Christian Bale, aka Batman, showed up in Aurora, Colo., a few days after the mass shootings at the opening of his latest movie, “The Dark Knight Rises.”
The unannounced outing sent the chattering channels into breathless adulation. The “emotional visit,” reported one, “created a sensation.” Another reported that the actor who portrays the Dark Knight “became the white knight.” One shooting victim whom Bale visited in the hospital instantly posted a picture with Bale on Facebook, declaring himself “still in shock” – not from the impact of the killer’s bullets, mind you, but from the magnanimity of the actor’s gesture.
How ill we are.
Bale arrived at the hospital in an ambulance, wearing jeans and a black T-shirt and accompanied by his wife, Sibi Blazic – also in black and wearing huge, dark sunglasses to hide, we’re to assume, her tear-reddened eyes. He had nothing to say publicly, having had his spokesman release on the previous Saturday this statement:
“Words cannot express the horror that I feel. I cannot begin to truly understand the pain and grief of the victims and their loved ones, but my heart goes out to them.”
Including, presumably, the 12 dead, whom he did not mention.
He could and should have had a great deal more to say, but along these lines:
“Words cannot express the shame and regret that I feel at having contributed to a cultural atmosphere in which this horrific event became possible. The gazillion dollars I was paid to make that movie cannot sufficiently ease my conscience, so I intend to donate the money to a fund for the victims and their families and for research into the effect of America’s entertainment culture on our most susceptible citizens. Further, I will work within the industry to move away from the cultural pornography that we provide and undertake broad reform.
“We must stop denying that our films and electronic games celebrating extreme violence, crudity, sadism and unrestrained self-aggrandizement somehow have no effect on the minds and civic souls of our people.
“Apologists for our industry insist that the case for malevolent influence is not proved; that there is no demonstrable cause and effect. Common sense and our sad and growing body of experience tell us otherwise. Our understanding of acceptable activity, and that of our children, is inevitably drawn from our cultural environment.
“But I will need the help of all of you. In a democracy, we cannot simply pass laws aimed at restraining or officially decreeing what may be written or filmed or otherwise created. That would end our freedom as surely as the bullets ended the lives of so many in that theater.

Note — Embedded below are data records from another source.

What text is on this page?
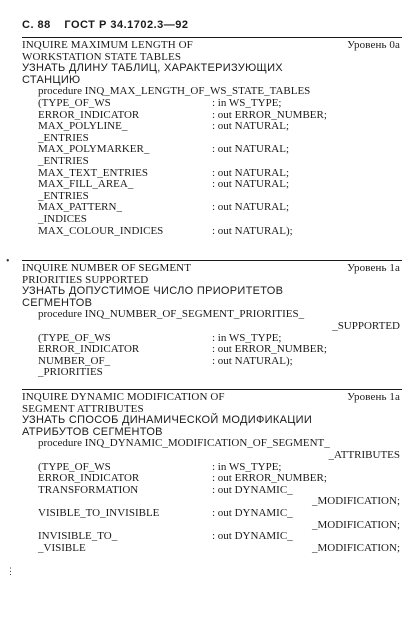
С. 88 ГОСТ Р 34.1702.3—92
INQUIRE MAXIMUM LENGTH OF	Уровень 0a
WORKSTATION STATE TABLES
УЗНАТЬ ДЛИНУ ТАБЛИЦ, ХАРАКТЕРИЗУЮЩИХ
СТАНЦИЮ
procedure INQ_MAX_LENGTH_OF_WS_STATE_TABLES
(TYPE_OF_WS	: in WS_TYPE;
ERROR_INDICATOR	: out ERROR_NUMBER;
MAX_POLYLINE_	: out NATURAL;
_ENTRIES
MAX_POLYMARKER_	: out NATURAL;
_ENTRIES
MAX_TEXT_ENTRIES	: out NATURAL;
MAX_FILL_AREA_	: out NATURAL;
_ENTRIES
MAX_PATTERN_	: out NATURAL;
_INDICES
MAX_COLOUR_INDICES	: out NATURAL);
•
INQUIRE NUMBER OF SEGMENT	Уровень 1a
PRIORITIES SUPPORTED
УЗНАТЬ ДОПУСТИМОЕ ЧИСЛО ПРИОРИТЕТОВ
СЕГМЕНТОВ
procedure INQ_NUMBER_OF_SEGMENT_PRIORITIES_
_SUPPORTED
(TYPE_OF_WS	: in WS_TYPE;
ERROR_INDICATOR	: out ERROR_NUMBER;
NUMBER_OF_	: out NATURAL);
_PRIORITIES
INQUIRE DYNAMIC MODIFICATION OF	Уровень 1a
SEGMENT ATTRIBUTES
УЗНАТЬ СПОСОБ ДИНАМИЧЕСКОЙ МОДИФИКАЦИИ
АТРИБУТОВ СЕГМЕНТОВ
procedure INQ_DYNAMIC_MODIFICATION_OF_SEGMENT_
_ATTRIBUTES
(TYPE_OF_WS	: in WS_TYPE;
ERROR_INDICATOR	: out ERROR_NUMBER;
TRANSFORMATION	: out DYNAMIC_
_MODIFICATION;
VISIBLE_TO_INVISIBLE	: out DYNAMIC_
_MODIFICATION;
INVISIBLE_TO_	: out DYNAMIC_
_VISIBLE	_MODIFICATION;
⋮
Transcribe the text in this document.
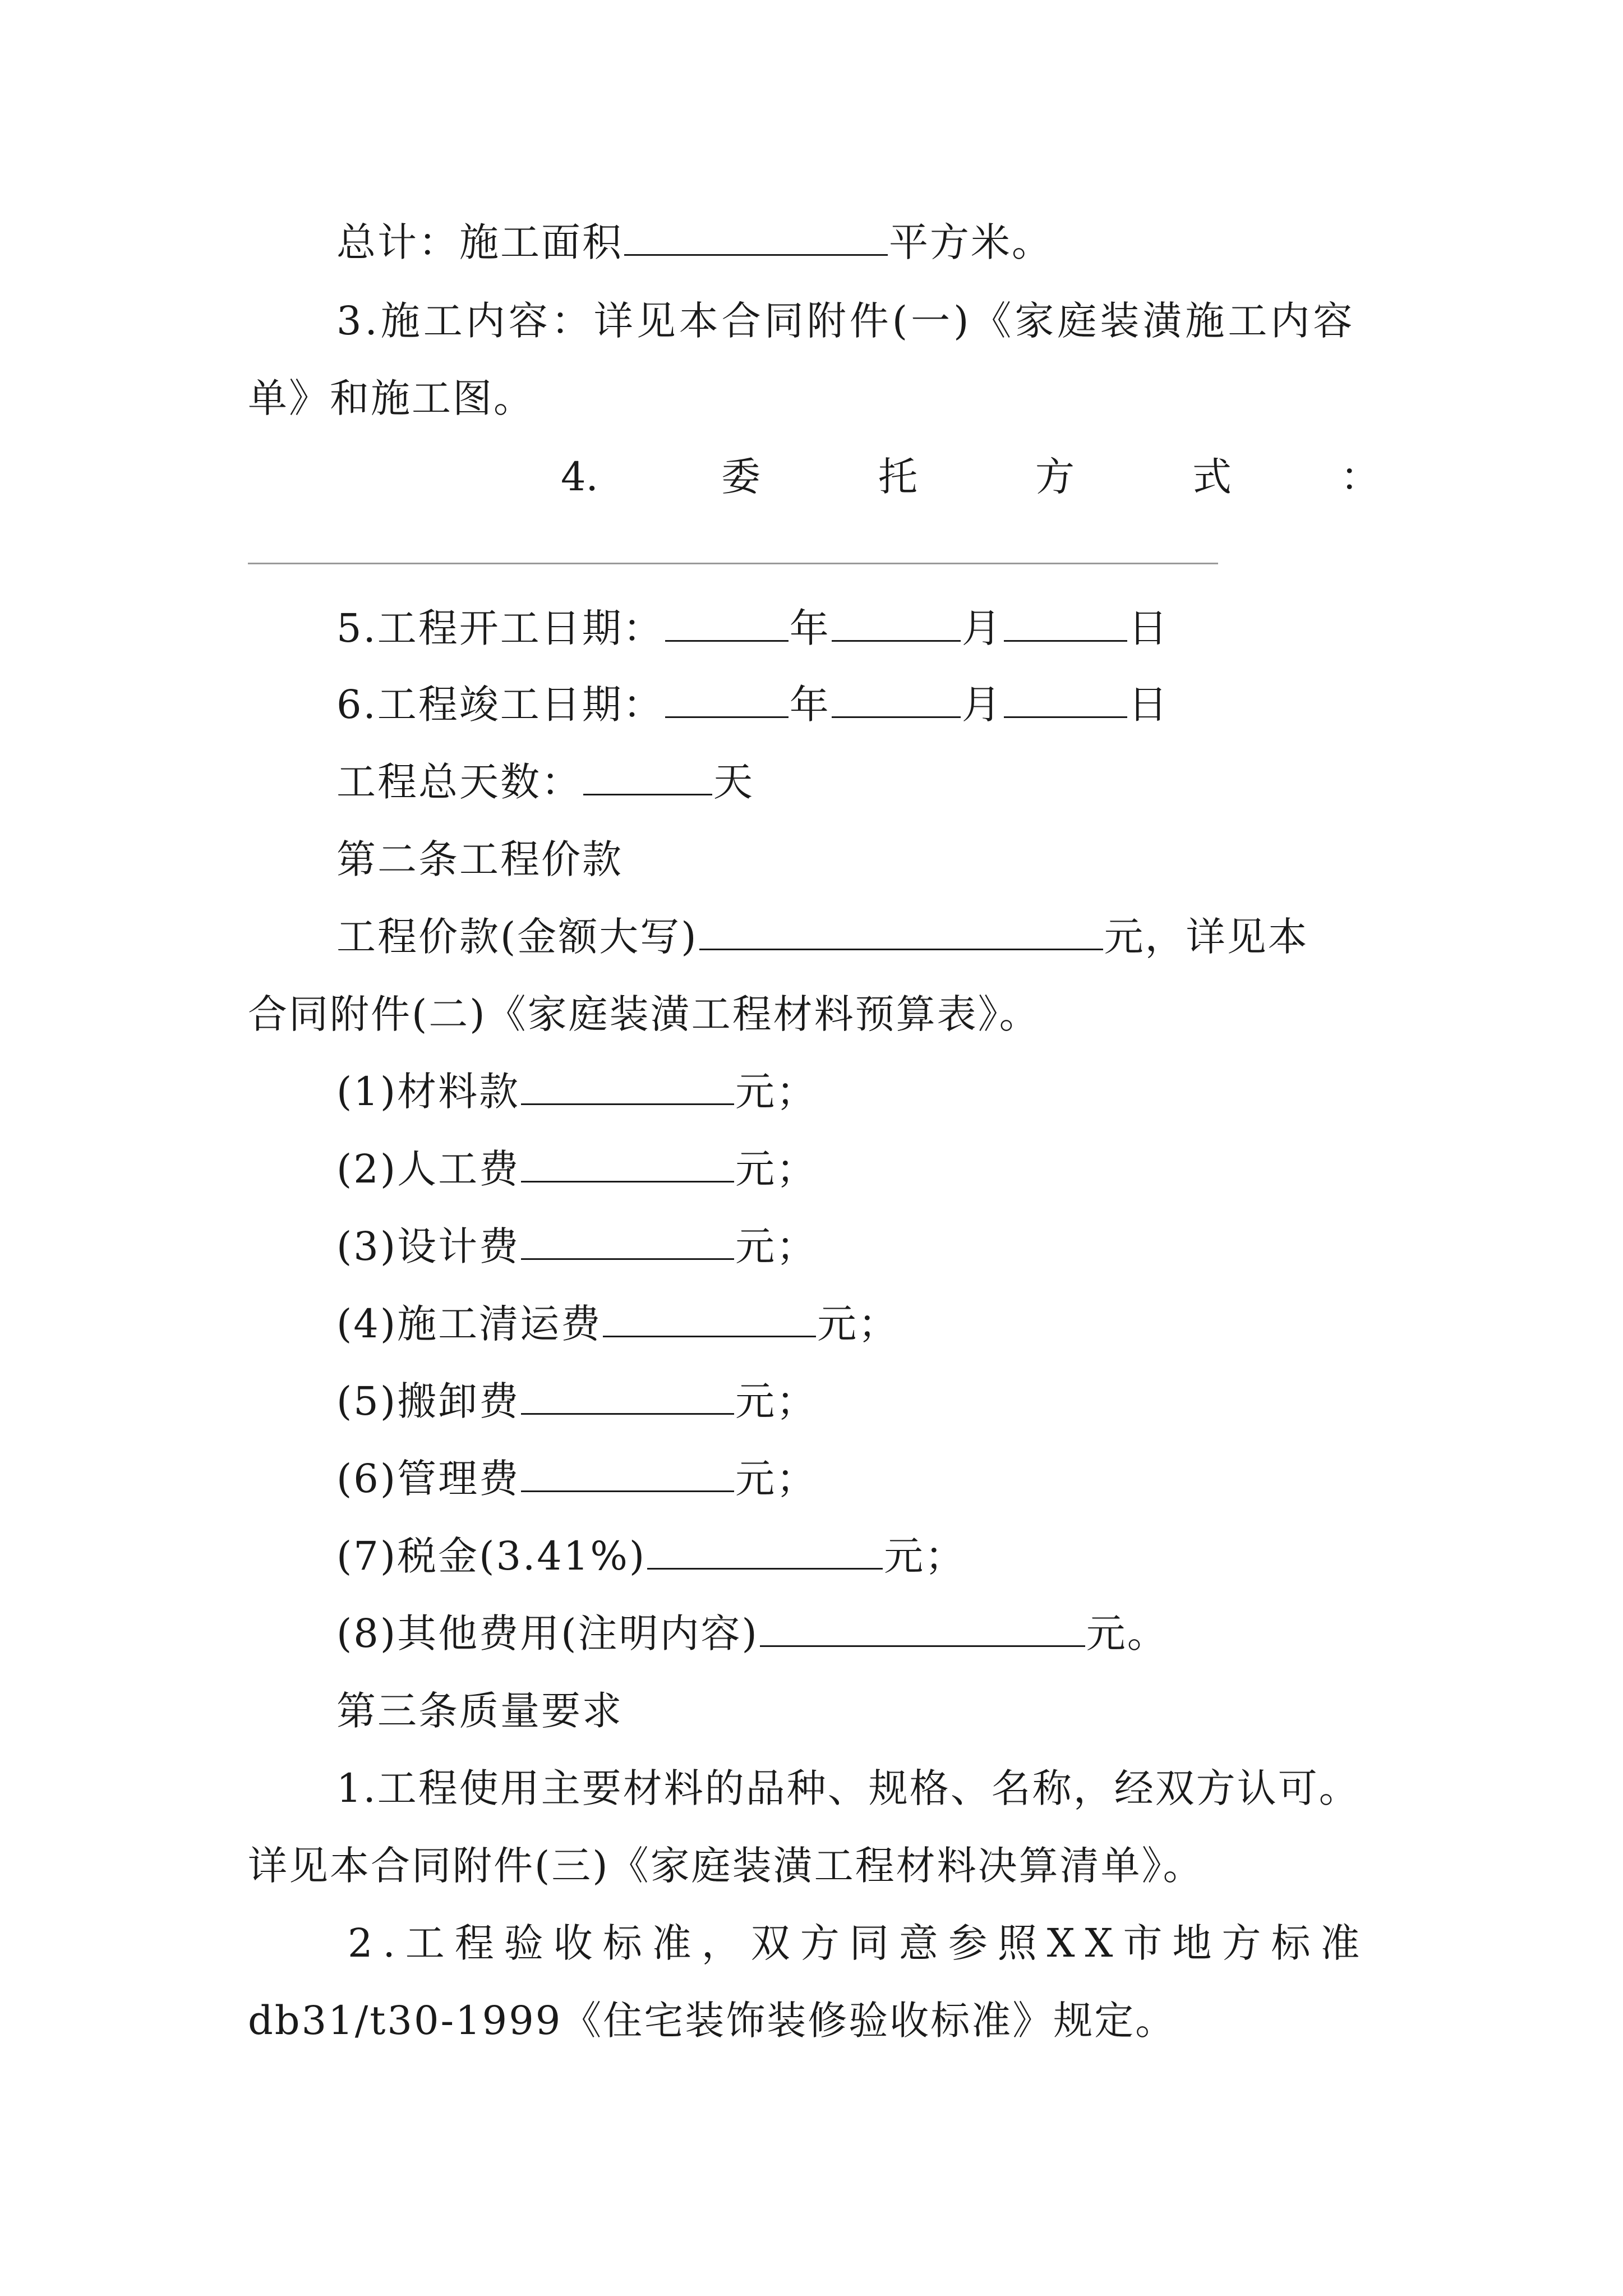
总计：施工面积	平方米。
3.施工内容：详见本合同附件(一)《家庭装潢施工内容
单》和施工图。
4.	委	托	方	式	：
5.工程开工日期：	年	月	日
6.工程竣工日期：	年	月	日
工程总天数：	天
第二条工程价款
工程价款(金额大写)	元，详见本
合同附件(二)《家庭装潢工程材料预算表》。
(1)材料款	元；
(2)人工费	元；
(3)设计费	元；
(4)施工清运费	元；
(5)搬卸费	元；
(6)管理费	元；
(7)税金(3.41%)	元；
(8)其他费用(注明内容)	元。
第三条质量要求
1.工程使用主要材料的品种、规格、名称，经双方认可。
详见本合同附件(三)《家庭装潢工程材料决算清单》。
2.工程验收标准，双方同意参照XX市地方标准
db31/t30-1999《住宅装饰装修验收标准》规定。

“We do, however, have the freedom and the economic leverage to stop our cultural descent. Just don’t buy the stuff; raise your children not to merely avoid but to abhor depictions of anti-social, violent and discomforting acts.
“But we will be fighting a huge industry that makes billions of dollars nurturing our worst instincts and constantly pushing the boundaries, not in the spirit of artistic exploration but merely out of greed.
“Feeding around the edges of that monolith are the journalistic enablers who glorify artificial celebrity. They will tell you that those like me are special and to be emulated and envied. Today I am telling you that they are wrong.”